Example jobΒΆ
The following job script job.sh
is an example from Riley et al. 2019 (ApJL, 887, L21), for the
Slurm batch system on the Cartesius system (see SURFsara systems).
#!/bin/bash
#SBATCH -N 5
#SBATCH --tasks-per-node=32
#SBATCH -t 1-00:00:00
#SBATCH -p broadwell
#SBATCH --job-name=run1
echo start of job in directory $SLURM_SUBMIT_DIR
echo number of nodes is $SLURM_JOB_NUM_NODES
echo the allocated nodes are:
echo $SLURM_JOB_NODELIST
module load intel/2017b
module load python/2.7.9
cp -r $HOME/NICER_analyses/J0030_ST_PST $TMPDIR
cd $TMPDIR/J0030_ST_PST
export PYTHONPATH=$HOME/.local/lib/python2.7/site-packages/:$PYTHONPATH
export OMP_NUM_THREADS=1
export OPENBLAS_NUM_THREADS=1
export GOTO_NUM_THREADS=1
export MKL_NUM_THREADS=1
export LD_LIBRARY_PATH=$HOME/MultiNest_v3.11_CMake/multinest/lib:$LD_LIBRARY_PATH
srun python main_run1.py > out_run1 2> err_run1
cp run1* out_run1 err_run1 $HOME/NICER_analyses/J0030_ST_PST/.
#end of job file
A corresponding resume script would look like:
#!/bin/bash
#SBATCH -N 30
#SBATCH --tasks-per-node=32
#SBATCH -t 2-00:00:00
#SBATCH -p broadwell
#SBATCH --job-name=run1_r1
echo start of job in directory $SLURM_SUBMIT_DIR
echo number of nodes is $SLURM_JOB_NUM_NODES
echo the allocated nodes are:
echo $SLURM_JOB_NODELIST
module load intel/2017b
module load python/2.7.9
cp -r $HOME/NICER_analyses/J0030_ST_PST $TMPDIR
cd $TMPDIR/J0030_ST_PST
export PYTHONPATH=$HOME/.local/lib/python2.7/site-packages/:$PYTHONPATH
export OMP_NUM_THREADS=1
export OPENBLAS_NUM_THREADS=1
export GOTO_NUM_THREADS=1
export MKL_NUM_THREADS=1
export LD_LIBRARY_PATH=$HOME/MultiNest_v3.11_CMake/multinest/lib:$LD_LIBRARY_PATH
srun python main_run1_resume1.py > out_run1_resume1 2> err_run1_resume1
cp run1* out_run1_resume1 err_run1_resume1 $HOME/NICER_analyses/J0030_ST_PST/.
#end of job file
Note how srun
is aware of the MPI World, so there is no need specify the
number of processes to spawn as a flag argument. Also note that the number of
processes (which we set to equal the number of physical cores per node)

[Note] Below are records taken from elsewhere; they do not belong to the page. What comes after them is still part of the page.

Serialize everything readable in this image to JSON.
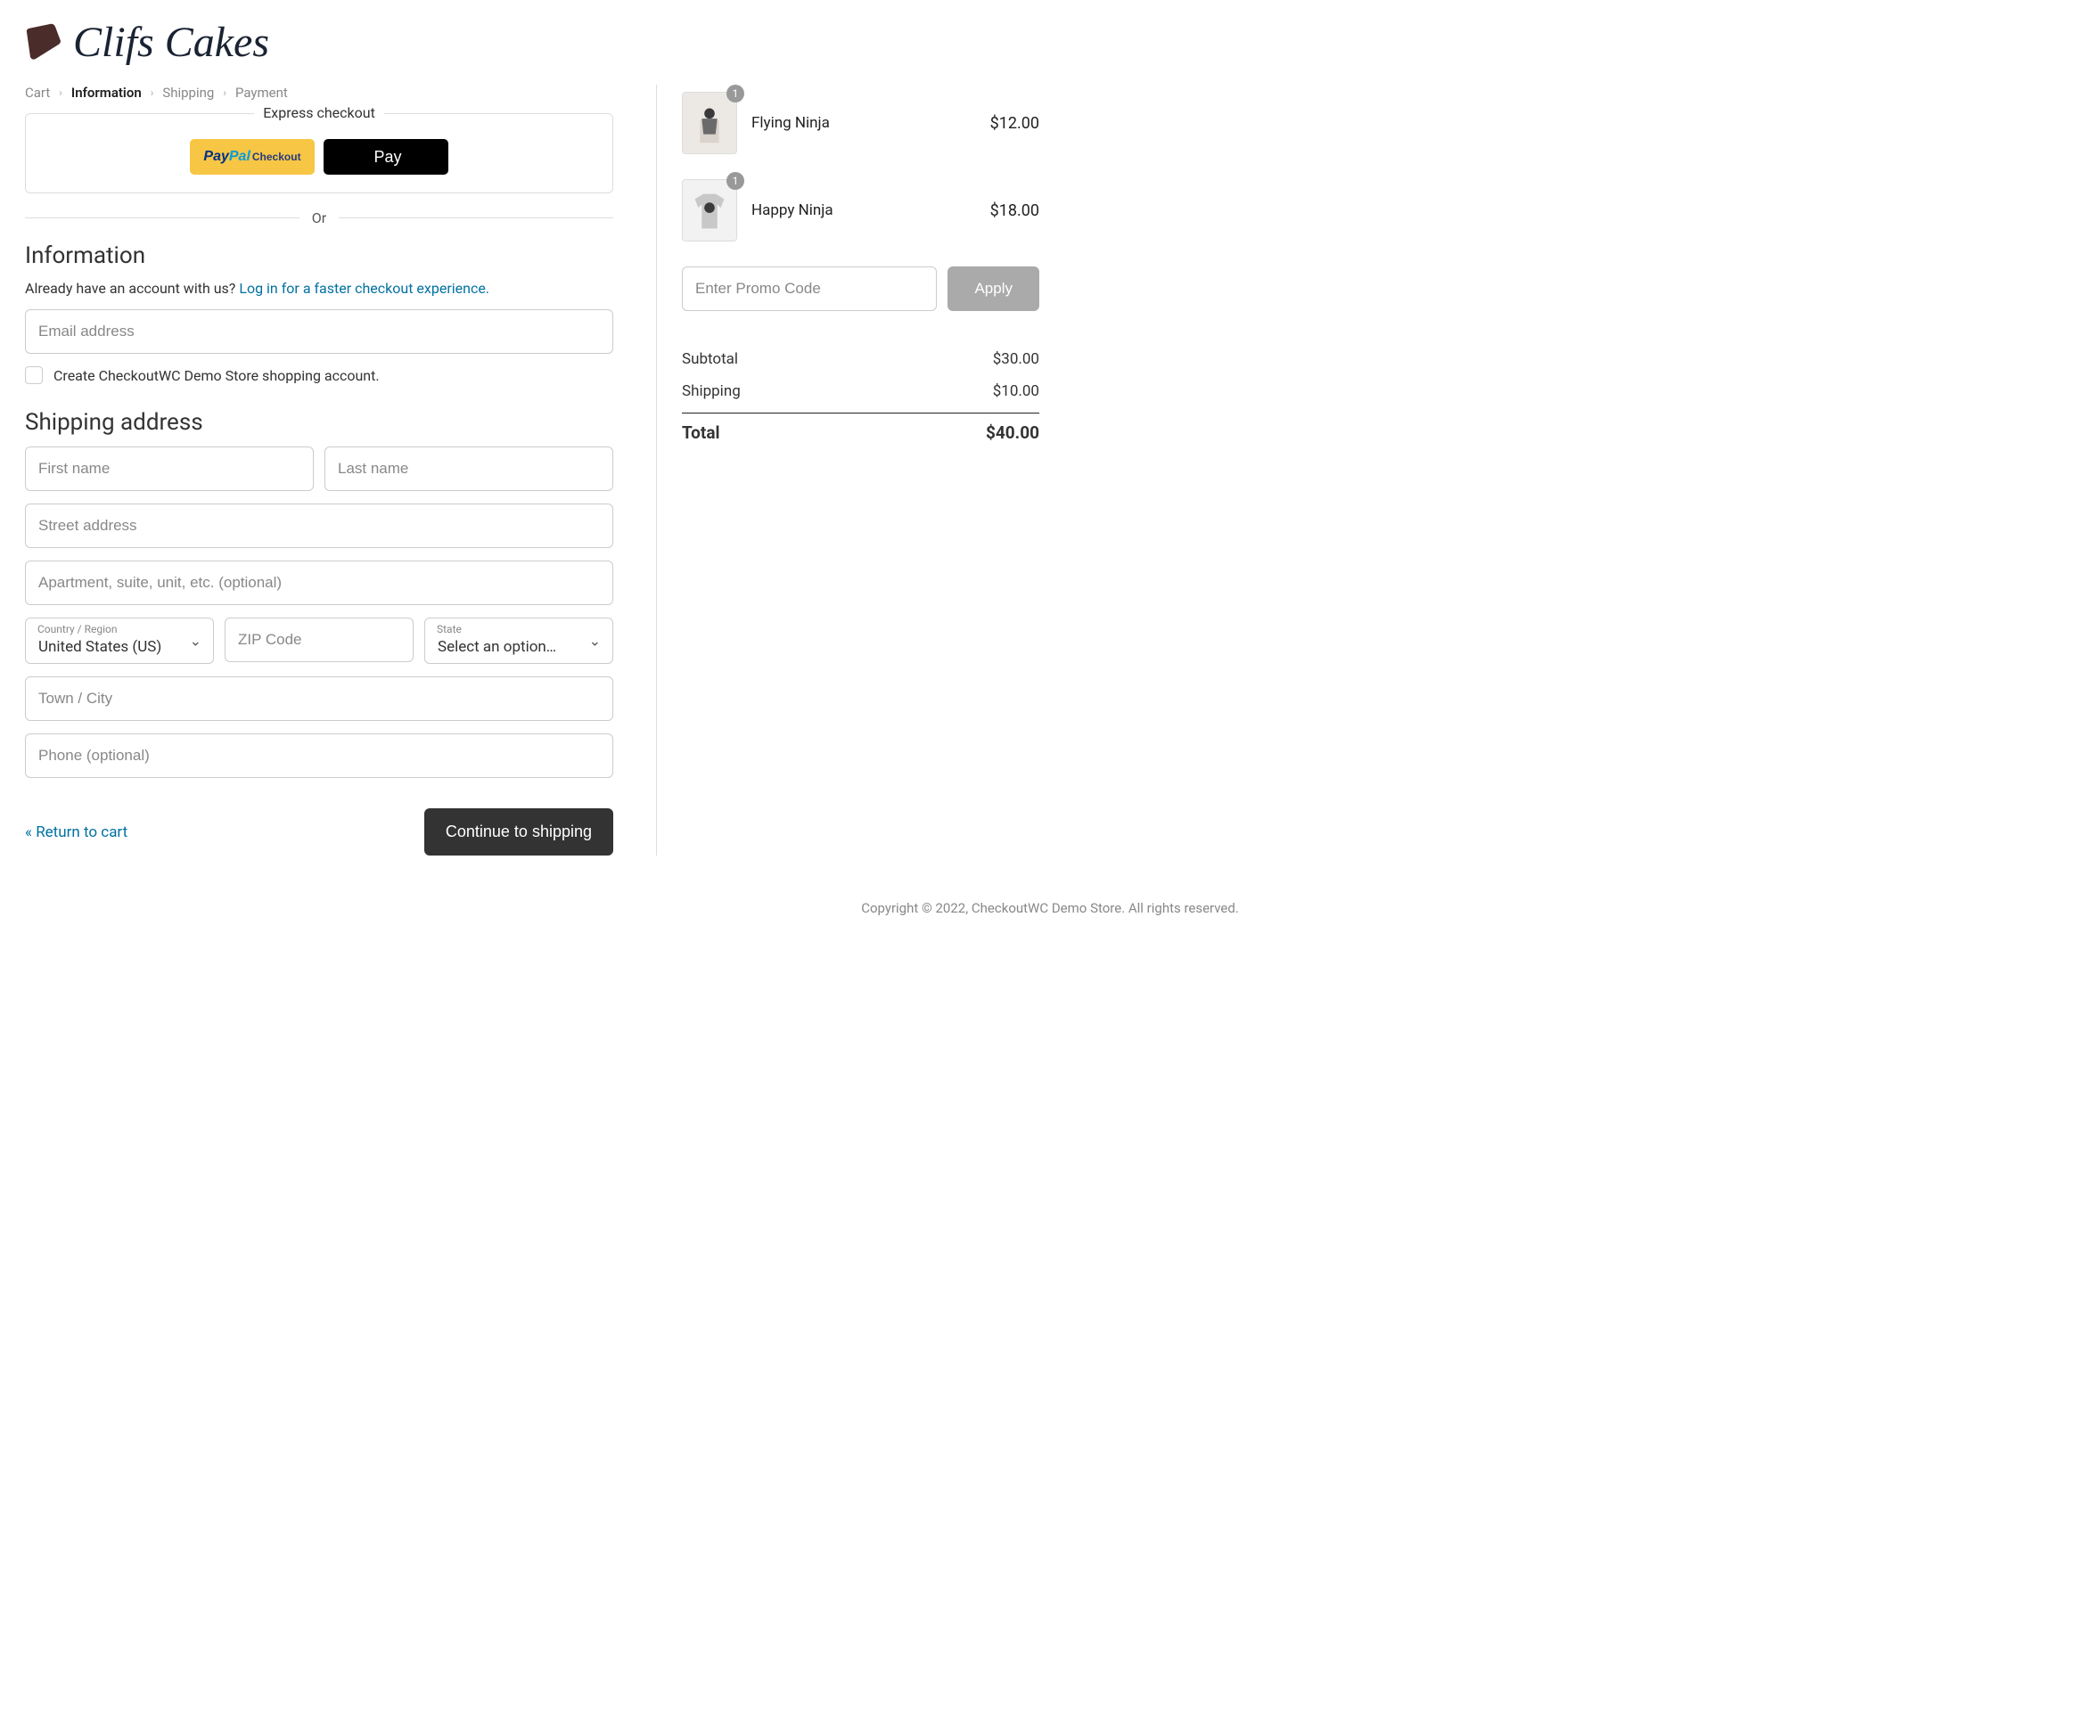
{
  "brand": {
    "name": "Clifs Cakes"
  },
  "breadcrumb": {
    "cart": "Cart",
    "information": "Information",
    "shipping": "Shipping",
    "payment": "Payment"
  },
  "express": {
    "title": "Express checkout",
    "paypal_checkout": "Checkout",
    "applepay": "Pay"
  },
  "divider_text": "Or",
  "information": {
    "heading": "Information",
    "prompt": "Already have an account with us? ",
    "login_link": "Log in for a faster checkout experience.",
    "email_placeholder": "Email address",
    "create_account_label": "Create CheckoutWC Demo Store shopping account."
  },
  "shipping": {
    "heading": "Shipping address",
    "first_name_placeholder": "First name",
    "last_name_placeholder": "Last name",
    "street_placeholder": "Street address",
    "apt_placeholder": "Apartment, suite, unit, etc. (optional)",
    "country_label": "Country / Region",
    "country_value": "United States (US)",
    "zip_placeholder": "ZIP Code",
    "state_label": "State",
    "state_value": "Select an option…",
    "city_placeholder": "Town / City",
    "phone_placeholder": "Phone (optional)"
  },
  "actions": {
    "return": "« Return to cart",
    "continue": "Continue to shipping"
  },
  "cart": {
    "items": [
      {
        "name": "Flying Ninja",
        "qty": "1",
        "price": "$12.00"
      },
      {
        "name": "Happy Ninja",
        "qty": "1",
        "price": "$18.00"
      }
    ],
    "promo_placeholder": "Enter Promo Code",
    "apply": "Apply",
    "subtotal_label": "Subtotal",
    "subtotal_value": "$30.00",
    "shipping_label": "Shipping",
    "shipping_value": "$10.00",
    "total_label": "Total",
    "total_value": "$40.00"
  },
  "footer": "Copyright © 2022, CheckoutWC Demo Store. All rights reserved."
}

specified in the top directives is far higher than for the initial run. This
is because parallelisation efficiency scales with the local rejection fraction
during a nested sampling iteration.
Finally, note that only the root process will generate output for inspection.